England's Nero and the Sacred Heart of Jesus

From First Things, a review of a biography of Henry VIII, focusing on the author's knowledge and understanding of medieval Catholic piety and devotion:

Matusiak is neither Catholic nor especially anti-Catholic. He acknowledges the recent attacks by historians on St. Thomas More, but isn’t persuaded by them. He is a little bewildered by sixteenth-century Catholic piety, but paints a vivid picture of it. And he is perceptive on the king’s relationship to Catholic orthodoxy: “Henry sought throughout the 1540s to impose his own idiosyncratic, hybrid version of doctrine which contained elements both to satisfy and at the same time to frustrate all sides.”

But while I was enjoying this book, I was conscious of an absence, which became obvious only when we got to St. John Fisher’s martyrdom. It is not just that Matusiak characterises Fisher’s stance as an “overreaction”; that is understandable. A non-Catholic is unlikely to sympathize with Fisher’s view that to reject a single doctrine is to abandon the Faith. No, what really rings false is Matusiak’s portrait of the saint as “a hair-shirted, hard-praying, uncompromising flagellant … a scholar and ascetic worthy of beatification.” That’s not inaccurate, but Fisher was so much else besides.

He was, before his dramatic end, a bishop who traveled his diocese visiting the sick of every parish, sitting by the bedside of some suffering invalid for three or four hours at a time; who gave cash and a meal to the beggars crowding at his door each day, while denying himself not just comforts but normal amounts of food and sleep; whose near-contemporary biographer wrote, “To poor sick persons he was a physician, to the lame he was a staff, to poor widows an advocate, to orphans a tutor, and to poor travellers a host.” What Matusiak misses is the deepest thing in St. John Fisher—his love for God and for his neighbor.

Likewise, Matusiak draws an affectionate sketch of the strong-willed Catherine of Aragon, who defied “an assemblage of England’s great and mighty with consummate ease.” But we do not glimpse the Catherine who yearned, as she wrote in a late letter, for “the calm life of the blessed,” when she would see the God she adored.

Matusiak gives us a sense of sixteenth-century English Catholicism, in its awareness of the supernatural—“At this time when funerals were among the most frequent of church services, hell itself was never more than a failed heartbeat or horse’s stumble away”—and its variety of devotions. But he cannot explain to the reader why the removal of the traditional religion so enraged Northern England that around 40,000 people took up arms. The Northerners were, he says in an unusually flat passage, “conservative.”

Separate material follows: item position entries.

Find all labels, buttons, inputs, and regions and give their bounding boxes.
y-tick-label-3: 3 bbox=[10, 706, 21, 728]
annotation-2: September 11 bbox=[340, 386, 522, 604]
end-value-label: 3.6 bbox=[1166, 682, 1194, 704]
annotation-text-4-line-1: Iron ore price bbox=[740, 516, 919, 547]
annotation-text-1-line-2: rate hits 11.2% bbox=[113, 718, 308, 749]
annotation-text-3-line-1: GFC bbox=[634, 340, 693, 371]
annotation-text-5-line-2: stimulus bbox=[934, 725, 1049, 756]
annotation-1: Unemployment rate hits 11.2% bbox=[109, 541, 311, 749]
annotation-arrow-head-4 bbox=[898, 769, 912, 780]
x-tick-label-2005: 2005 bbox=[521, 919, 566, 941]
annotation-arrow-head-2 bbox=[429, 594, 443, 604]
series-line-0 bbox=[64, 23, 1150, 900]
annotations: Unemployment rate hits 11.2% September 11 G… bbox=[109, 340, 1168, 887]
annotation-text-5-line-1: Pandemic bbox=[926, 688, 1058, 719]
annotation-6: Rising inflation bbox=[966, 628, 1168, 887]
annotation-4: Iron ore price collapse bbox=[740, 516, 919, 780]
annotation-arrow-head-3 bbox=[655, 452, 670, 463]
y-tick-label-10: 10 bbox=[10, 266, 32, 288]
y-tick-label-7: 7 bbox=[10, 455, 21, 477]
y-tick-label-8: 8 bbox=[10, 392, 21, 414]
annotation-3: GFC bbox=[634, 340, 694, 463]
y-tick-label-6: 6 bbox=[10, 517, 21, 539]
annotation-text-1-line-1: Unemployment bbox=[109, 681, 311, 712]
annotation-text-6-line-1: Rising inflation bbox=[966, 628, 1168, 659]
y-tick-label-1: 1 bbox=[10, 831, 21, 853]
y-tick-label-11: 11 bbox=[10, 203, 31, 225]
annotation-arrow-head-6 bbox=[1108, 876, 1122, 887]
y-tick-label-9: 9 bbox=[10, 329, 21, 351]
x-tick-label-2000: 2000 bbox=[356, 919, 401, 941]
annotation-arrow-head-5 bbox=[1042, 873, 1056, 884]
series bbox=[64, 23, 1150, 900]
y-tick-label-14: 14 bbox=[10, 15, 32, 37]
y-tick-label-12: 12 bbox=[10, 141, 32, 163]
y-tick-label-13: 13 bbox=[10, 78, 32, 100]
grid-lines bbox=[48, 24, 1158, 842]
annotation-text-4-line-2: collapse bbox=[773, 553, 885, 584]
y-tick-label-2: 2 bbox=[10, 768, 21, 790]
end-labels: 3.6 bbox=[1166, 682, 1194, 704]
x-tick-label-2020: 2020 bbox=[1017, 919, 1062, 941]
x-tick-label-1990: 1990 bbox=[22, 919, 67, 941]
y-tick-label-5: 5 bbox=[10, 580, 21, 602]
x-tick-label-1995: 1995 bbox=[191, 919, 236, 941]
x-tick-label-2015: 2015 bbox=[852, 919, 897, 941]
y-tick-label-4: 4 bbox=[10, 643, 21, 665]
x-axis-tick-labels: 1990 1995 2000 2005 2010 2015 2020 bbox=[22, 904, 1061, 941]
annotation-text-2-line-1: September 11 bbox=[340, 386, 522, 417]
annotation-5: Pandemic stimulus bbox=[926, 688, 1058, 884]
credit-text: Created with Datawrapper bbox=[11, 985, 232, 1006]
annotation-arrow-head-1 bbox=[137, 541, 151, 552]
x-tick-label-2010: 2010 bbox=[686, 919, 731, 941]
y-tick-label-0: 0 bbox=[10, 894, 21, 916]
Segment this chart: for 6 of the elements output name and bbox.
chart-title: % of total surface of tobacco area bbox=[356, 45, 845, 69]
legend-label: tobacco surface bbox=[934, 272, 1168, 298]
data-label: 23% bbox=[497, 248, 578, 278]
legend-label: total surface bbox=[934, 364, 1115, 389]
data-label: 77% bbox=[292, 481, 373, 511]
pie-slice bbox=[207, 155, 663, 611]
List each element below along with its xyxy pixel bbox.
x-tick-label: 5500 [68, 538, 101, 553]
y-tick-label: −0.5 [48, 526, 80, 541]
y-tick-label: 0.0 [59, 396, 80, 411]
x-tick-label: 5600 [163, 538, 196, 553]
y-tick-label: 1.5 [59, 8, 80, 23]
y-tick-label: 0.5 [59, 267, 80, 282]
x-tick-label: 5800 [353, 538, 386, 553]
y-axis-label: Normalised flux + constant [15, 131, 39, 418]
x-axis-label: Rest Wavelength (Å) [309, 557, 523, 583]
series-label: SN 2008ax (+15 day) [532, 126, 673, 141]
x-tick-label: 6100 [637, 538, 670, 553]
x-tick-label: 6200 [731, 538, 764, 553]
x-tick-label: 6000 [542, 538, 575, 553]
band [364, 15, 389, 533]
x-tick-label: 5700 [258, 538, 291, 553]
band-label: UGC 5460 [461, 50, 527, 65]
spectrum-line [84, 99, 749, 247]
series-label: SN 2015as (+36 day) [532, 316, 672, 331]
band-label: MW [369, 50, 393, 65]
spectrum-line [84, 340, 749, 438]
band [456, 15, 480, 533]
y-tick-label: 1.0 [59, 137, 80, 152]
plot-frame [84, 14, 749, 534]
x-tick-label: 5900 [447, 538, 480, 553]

A better clue to their motives would be found in the banners they were carrying. The army—or as they called themselves, pilgrims—marched behind huge images of the Five Wounds of Christ, including His wounded heart: an image that was a precursor of the later devotion to the Sacred Heart.

Ignatius Press has published an updated edition of Timothy O'Donnell's excellent Heart of the Redeemer, in which the author traces the history of this perennial devotion. Here at the end of the month of June, dedicated to devotion to the Sacred Heart of Jesus, it's appropriate to remember how Catholics throughout the ages have loved the Lord in His Sacred Heart.